Rodelinda est une fascinante exploration de l’âme humaine sur le thème de la lutte tumultueuse entre pouvoir et sentiments. Elle est aussi, selon le metteur en scène, « une figure de la résistance à la domination masculine ». Et à cet égard, la Rodelinda de Jeanine de Bique a bien fière allure. Dans une posture altière, la voix bien projetée au timbre corsé, la chanteuse donne à entendre avec puissance et conviction la souffrance et les passions qui traversent l’âme de son personnage. Elle propose une reine imposante et fière, dans ses contradictions et ses tourments. En Bertarido, le contre-ténor Tim Mead, à la présence charismatique, fait montre d’une grande agilité et aisance dans les vocalises et d’un aigu solaire. Ses trilles sont délicats et son chant d’une belle sobriété. De bout en bout convaincant, le chanteur sait animer le moindre récitatif par un engagement total dans la caractérisation de son personnage.
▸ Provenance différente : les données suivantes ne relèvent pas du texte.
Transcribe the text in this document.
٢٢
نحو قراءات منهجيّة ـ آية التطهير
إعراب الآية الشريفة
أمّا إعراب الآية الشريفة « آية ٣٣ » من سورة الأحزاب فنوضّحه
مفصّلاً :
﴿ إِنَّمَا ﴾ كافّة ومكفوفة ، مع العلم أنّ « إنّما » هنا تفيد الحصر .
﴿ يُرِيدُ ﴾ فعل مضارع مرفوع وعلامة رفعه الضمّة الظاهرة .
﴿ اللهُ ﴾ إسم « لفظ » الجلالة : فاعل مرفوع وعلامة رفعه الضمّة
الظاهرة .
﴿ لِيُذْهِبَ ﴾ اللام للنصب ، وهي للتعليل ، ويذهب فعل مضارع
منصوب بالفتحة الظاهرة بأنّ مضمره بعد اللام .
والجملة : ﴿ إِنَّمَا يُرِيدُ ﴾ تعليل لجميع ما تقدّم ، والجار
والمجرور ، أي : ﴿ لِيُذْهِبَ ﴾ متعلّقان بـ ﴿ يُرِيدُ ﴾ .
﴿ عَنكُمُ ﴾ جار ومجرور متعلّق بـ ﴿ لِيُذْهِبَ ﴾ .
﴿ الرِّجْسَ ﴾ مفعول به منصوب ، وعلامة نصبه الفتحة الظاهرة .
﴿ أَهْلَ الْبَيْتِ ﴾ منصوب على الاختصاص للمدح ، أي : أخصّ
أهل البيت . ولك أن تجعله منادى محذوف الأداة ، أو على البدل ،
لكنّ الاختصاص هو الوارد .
Il excelle autant dans la douceur que dans le courroux du « Vivi, tiranno » faisant pleinement siens les tourments qui déchirent Bertarido. On peut alors pleinement apprécier dans cette interprétation habitée, chaque phrasé, legati et crescendi, distillés dans un chant débarrassé de toute fioriture inutile. De plus, la délicate connivence entre le contre-ténor et sa partenaire dans le dépit comme dans l’allégresse, est totale. Et quand cette synergie rencontre l’inspiration, on atteint des moments de grâce dans le sublime « Io t’abbraccio » dont le raffinement donne ici une parure subtile et émouvante à cette étreinte fulgurante en forme d’adieu.
Aux côtés des deux époux au destin contrarié, les seconds rôles ne sont pas en reste. Le ténor Benjamin Hulett confère une belle énergie à Grimoaldo et parvient à convaincre en usurpateur repenti. La mezzo Avery Amereau aux graves séduisants donne au personnage d’Eduige une forte présence. Quant à Jakub Józef Orliński, sa fraîcheur et son enthousiasme communicatifs font merveille dans le personnage d’Unulfo. Le contre-ténor témoigne des belles qualités qu’on lui connaît : une voix bien placée aux aigus sonores et une aisance physique. Il tire à l’evidence son énergie d’une belle théâtralité qu’il exprime dans une gestuelle vive et une diction stylée. Le Garibaldo de la basse Andrea Mastroni offre un contraste étonnant, entre la noblesse de la voix et les sombres desseins d’un médiocre comploteur. Pour accompagner cette distribution de haut vol, Emmanuelle Haïm, à la tête du Concert d’Astrée, déroule un tapis sonore soyeux et homogène avec le rythme dynamique et les vifs contrastes qui caractérisent sa direction dans le répertoire Haendélien. Le geste, comme toujours, est enlevé et précis même si elle semble parfois peiner à maintenir crescendo la tension de cette histoire dense et complexe.
Dans cet écrin scénique, tout concourt à convoquer avec intelligence l’imaginaire du spectateur. La musique transcende, les voix révèlent. Une belle production et une édition DVD à posséder absolument. On pourra toutefois regretter que celle-ci ne contienne pas quelques bonus, comme ce portrait diffusé le 18 mai dernier sur France 5 dédié à Emmanuelle Haïm, enregistré en partie pendant les répétitions de cette incandescente Rodelinda à Lille. Il aurait incontestablement eu sa place ici pour prolonger ce plaisir d’écoute qui capte aussi tout entier le regard.